The fact sheet covers the following:
- COVID-19 vaccines, testing, and treatments
- Telehealth services
- Health care access and continuing flexibilities for health care professionals
- Inpatient hospital care at home
Transition plan highlights
- People with Medicare coverage will continue to have access to COVID-19 vaccines without cost sharing after the end of the PHE, according to CMS. They also will be able to continue receiving COVID-19 PCR and antigen tests with no cost sharing when the test is ordered by a physician, physician assistant or registered nurse. Additionally, there will be no change in Medicare coverage of treatments for people exposed to COVID-19 once the PHE ends.

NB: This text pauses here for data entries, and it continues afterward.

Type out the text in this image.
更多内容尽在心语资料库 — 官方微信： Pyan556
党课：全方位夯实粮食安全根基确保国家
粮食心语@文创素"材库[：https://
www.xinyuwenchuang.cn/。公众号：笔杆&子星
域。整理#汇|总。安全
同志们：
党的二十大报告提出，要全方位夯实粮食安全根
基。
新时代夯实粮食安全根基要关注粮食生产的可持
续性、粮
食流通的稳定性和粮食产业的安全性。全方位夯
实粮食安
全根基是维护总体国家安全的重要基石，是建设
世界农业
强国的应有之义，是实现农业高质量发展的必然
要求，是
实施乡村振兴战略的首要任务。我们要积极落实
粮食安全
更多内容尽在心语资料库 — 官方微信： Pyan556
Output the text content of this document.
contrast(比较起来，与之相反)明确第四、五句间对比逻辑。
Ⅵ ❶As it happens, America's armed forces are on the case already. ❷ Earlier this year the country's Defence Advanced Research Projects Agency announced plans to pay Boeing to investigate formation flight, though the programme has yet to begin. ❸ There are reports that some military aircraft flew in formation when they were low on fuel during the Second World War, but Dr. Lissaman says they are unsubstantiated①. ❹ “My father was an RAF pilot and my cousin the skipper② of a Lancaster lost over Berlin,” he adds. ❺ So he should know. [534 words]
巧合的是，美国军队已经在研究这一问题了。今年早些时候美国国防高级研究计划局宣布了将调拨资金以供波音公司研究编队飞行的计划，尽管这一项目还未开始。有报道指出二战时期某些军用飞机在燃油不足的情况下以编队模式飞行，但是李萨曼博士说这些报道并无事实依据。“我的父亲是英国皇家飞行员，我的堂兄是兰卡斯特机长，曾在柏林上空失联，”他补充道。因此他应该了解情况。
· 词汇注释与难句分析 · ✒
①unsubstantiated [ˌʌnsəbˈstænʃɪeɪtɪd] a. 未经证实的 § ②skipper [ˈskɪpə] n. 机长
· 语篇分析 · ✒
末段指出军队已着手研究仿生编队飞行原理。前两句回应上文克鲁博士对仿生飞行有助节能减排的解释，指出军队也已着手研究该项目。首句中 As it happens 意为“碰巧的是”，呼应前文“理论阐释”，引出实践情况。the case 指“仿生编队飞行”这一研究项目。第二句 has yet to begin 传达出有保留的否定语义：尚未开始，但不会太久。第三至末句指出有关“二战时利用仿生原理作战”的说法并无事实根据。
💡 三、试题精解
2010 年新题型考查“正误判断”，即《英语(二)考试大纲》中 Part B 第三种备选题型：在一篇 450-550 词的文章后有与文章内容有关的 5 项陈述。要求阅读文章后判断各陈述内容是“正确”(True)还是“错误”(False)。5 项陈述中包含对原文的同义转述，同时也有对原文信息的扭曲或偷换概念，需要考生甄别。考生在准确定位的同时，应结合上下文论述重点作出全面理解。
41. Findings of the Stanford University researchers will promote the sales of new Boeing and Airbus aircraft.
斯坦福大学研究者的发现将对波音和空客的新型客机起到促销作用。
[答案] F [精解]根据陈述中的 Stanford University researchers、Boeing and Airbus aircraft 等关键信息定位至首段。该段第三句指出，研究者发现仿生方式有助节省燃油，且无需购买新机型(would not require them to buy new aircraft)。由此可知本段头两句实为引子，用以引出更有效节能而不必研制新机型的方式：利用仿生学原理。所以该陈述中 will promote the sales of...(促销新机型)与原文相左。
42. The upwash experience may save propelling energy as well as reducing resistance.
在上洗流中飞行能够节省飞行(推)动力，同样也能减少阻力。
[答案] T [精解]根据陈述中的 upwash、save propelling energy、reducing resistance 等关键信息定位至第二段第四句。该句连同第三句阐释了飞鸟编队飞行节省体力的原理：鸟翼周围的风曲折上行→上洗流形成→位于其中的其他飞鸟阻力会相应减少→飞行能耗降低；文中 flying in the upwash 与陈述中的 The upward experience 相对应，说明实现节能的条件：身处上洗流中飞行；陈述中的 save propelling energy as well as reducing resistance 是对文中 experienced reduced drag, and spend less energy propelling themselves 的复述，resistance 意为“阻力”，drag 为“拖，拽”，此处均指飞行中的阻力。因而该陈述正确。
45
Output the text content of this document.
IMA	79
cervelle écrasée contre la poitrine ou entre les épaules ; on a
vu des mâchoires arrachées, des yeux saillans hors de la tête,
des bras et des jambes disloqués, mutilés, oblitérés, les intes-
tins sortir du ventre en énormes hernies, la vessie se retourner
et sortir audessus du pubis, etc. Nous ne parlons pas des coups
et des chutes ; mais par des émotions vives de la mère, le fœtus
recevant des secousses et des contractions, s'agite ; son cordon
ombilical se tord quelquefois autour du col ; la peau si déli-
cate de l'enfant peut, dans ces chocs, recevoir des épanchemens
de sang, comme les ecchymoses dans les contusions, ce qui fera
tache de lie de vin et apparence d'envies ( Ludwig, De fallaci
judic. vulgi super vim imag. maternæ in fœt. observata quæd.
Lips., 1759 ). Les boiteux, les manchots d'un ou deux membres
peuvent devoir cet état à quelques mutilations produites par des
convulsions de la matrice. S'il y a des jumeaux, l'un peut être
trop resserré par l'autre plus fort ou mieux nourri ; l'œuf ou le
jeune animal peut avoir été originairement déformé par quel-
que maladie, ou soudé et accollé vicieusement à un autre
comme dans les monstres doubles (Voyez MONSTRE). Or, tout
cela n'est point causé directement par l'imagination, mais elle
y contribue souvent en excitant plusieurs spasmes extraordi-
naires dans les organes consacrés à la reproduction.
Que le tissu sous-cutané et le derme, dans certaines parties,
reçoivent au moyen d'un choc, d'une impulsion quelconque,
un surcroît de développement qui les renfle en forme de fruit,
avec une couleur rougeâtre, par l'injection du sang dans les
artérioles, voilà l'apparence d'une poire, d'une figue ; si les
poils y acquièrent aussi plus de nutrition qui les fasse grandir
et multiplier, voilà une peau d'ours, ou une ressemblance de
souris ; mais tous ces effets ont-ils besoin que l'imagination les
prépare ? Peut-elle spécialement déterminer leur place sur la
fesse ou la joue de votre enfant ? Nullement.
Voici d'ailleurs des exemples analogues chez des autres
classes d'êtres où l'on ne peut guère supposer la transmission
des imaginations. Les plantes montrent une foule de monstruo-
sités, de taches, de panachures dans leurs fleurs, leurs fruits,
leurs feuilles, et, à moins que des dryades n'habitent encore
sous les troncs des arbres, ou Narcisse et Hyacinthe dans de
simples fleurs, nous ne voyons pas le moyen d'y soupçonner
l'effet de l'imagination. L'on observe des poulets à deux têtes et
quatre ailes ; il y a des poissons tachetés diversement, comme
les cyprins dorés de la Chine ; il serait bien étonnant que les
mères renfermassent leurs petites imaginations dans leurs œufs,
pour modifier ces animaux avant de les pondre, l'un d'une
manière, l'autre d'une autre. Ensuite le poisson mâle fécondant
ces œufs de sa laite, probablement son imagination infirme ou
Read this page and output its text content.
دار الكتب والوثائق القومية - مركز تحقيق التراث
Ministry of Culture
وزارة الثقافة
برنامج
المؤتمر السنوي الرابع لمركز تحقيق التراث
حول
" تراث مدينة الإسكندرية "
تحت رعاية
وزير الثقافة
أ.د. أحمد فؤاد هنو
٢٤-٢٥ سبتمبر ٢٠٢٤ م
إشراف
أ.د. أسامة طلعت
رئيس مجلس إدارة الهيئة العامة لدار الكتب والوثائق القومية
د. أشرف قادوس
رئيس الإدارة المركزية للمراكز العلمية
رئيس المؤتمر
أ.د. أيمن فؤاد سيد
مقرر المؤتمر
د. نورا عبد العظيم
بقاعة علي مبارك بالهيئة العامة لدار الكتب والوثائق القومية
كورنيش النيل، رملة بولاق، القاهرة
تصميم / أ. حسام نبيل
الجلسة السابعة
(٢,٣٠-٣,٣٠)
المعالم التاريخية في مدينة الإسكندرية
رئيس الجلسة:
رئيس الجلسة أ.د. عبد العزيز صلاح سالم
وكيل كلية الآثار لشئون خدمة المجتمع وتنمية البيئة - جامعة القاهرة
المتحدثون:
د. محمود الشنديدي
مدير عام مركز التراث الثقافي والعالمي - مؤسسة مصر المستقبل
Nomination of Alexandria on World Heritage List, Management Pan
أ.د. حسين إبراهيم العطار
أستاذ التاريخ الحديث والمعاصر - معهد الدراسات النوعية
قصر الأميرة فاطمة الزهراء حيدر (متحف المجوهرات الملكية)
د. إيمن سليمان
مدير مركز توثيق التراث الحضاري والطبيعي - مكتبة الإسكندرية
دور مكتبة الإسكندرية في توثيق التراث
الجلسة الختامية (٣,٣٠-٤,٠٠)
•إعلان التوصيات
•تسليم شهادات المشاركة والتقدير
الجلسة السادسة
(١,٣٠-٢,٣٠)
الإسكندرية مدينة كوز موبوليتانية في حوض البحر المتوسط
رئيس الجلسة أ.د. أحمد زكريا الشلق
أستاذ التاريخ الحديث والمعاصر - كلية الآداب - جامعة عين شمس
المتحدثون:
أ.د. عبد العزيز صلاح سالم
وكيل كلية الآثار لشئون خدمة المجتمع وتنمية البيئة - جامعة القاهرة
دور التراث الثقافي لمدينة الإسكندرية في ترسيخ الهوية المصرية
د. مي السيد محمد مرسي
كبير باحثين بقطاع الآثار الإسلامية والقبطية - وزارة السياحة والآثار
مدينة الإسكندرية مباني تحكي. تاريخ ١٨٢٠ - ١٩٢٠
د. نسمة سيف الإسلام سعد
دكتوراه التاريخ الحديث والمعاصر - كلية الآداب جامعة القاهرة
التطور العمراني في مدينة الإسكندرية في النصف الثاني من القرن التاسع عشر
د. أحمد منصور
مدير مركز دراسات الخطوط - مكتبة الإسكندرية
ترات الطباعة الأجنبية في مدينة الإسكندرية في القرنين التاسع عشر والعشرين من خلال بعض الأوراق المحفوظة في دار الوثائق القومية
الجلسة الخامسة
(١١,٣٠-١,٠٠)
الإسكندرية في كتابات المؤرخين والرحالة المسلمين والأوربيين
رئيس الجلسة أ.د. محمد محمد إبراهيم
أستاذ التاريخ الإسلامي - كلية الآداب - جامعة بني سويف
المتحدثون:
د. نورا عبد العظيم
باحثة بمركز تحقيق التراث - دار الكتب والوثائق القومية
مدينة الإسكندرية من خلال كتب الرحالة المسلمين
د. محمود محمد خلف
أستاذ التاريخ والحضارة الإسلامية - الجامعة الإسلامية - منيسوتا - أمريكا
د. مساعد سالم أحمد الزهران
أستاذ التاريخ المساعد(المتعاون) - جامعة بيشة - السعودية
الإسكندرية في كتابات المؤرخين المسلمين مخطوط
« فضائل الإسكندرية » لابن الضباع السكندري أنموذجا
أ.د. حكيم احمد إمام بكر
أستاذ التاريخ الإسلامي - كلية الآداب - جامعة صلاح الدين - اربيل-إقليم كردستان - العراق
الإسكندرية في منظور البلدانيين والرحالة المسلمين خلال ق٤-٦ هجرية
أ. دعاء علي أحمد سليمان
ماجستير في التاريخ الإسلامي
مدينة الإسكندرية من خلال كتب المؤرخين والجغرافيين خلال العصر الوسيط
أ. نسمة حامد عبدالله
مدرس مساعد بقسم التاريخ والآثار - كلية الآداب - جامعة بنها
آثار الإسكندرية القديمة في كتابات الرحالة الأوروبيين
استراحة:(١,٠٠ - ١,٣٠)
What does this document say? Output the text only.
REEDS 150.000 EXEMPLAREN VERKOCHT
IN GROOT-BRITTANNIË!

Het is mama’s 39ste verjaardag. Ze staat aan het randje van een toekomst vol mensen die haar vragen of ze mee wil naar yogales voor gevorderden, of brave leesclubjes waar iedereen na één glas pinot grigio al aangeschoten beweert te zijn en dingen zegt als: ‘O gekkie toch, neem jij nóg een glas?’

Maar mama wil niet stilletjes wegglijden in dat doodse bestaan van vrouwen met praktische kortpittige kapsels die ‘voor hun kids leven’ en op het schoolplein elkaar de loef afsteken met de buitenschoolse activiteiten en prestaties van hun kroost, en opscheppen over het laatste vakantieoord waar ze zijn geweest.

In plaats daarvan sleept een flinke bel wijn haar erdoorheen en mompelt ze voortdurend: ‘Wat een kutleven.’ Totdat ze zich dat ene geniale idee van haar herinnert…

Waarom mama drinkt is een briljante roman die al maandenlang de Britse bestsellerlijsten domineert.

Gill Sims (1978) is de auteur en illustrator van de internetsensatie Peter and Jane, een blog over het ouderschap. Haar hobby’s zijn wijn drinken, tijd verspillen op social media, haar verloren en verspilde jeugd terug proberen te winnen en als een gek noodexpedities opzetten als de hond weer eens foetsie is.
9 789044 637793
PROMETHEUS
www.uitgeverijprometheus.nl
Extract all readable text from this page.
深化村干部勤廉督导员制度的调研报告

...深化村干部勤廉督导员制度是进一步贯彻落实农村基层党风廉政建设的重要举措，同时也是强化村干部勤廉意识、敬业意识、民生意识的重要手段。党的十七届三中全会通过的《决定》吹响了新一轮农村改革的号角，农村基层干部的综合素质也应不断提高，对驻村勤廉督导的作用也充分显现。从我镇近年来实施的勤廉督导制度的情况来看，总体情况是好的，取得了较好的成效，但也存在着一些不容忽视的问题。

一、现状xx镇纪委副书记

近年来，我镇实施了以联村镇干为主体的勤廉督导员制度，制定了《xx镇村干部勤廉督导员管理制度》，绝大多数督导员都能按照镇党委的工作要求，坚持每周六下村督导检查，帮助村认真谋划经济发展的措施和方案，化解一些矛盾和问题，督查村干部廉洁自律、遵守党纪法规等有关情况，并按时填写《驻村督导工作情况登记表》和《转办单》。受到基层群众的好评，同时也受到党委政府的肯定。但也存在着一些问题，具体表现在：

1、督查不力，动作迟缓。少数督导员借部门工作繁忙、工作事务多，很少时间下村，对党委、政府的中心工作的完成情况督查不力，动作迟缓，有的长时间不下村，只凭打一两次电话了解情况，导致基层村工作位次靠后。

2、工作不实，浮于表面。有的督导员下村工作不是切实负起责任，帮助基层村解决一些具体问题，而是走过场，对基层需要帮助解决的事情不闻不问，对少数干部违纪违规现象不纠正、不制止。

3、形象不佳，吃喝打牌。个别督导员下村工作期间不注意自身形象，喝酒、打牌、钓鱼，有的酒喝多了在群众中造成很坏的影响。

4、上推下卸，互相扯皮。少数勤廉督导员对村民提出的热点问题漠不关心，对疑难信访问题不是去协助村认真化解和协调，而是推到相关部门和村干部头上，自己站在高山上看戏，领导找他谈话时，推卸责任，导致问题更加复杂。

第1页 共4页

- As outlined by the American Rescue Plan Act of 2021, states must provide Medicaid and CHIP coverage without cost sharing for COVID-19 vaccinations, testing, and treatments through the last day of the first calendar quarter that begins one year after the last day of the COVID-19 PHE. If the COVID-19 PHE ends, as expected, on May 11, this coverage requirement will end on September 30, 2024. Additionally, 18 states and U.S. territories have opted to provide Medicaid coverage to uninsured individuals for COVID-19 vaccinations, testing, and treatment, according to CMS.
- The Consolidated Appropriations Act of 2023 extended many telehealth flexibilities through December 31, 2024. For example, people with Medicare can access telehealth services anywhere in the United States rather than only in rural areas, and certain telehealth visits can be audio-only if someone is unable to use both audio and video.
- For Medicaid and CHIP, telehealth flexibilities are not tied to the end of the PHE and have been offered by many state Medicaid programs long before the pandemic. Coverage will ultimately vary by state, according to CMS.
- Under the Consolidated Appropriations Act of 2023, the Acute Hospital Care at Home initiative has been extended through December 31, 2024, according to CMS. Hospitals can continue to apply to participate in the initiative. If an individual is receiving care in a participating hospital and meets the requirements to receive inpatient care at home, they can continue to do so.
Read more: Employers need to revisit coverage as end of COVID emergency approaches
Additionally, CMS has created a series of provider-specific fact sheets for details about how health care providers and suppliers should prepare for the end of the COVID-19 PHE.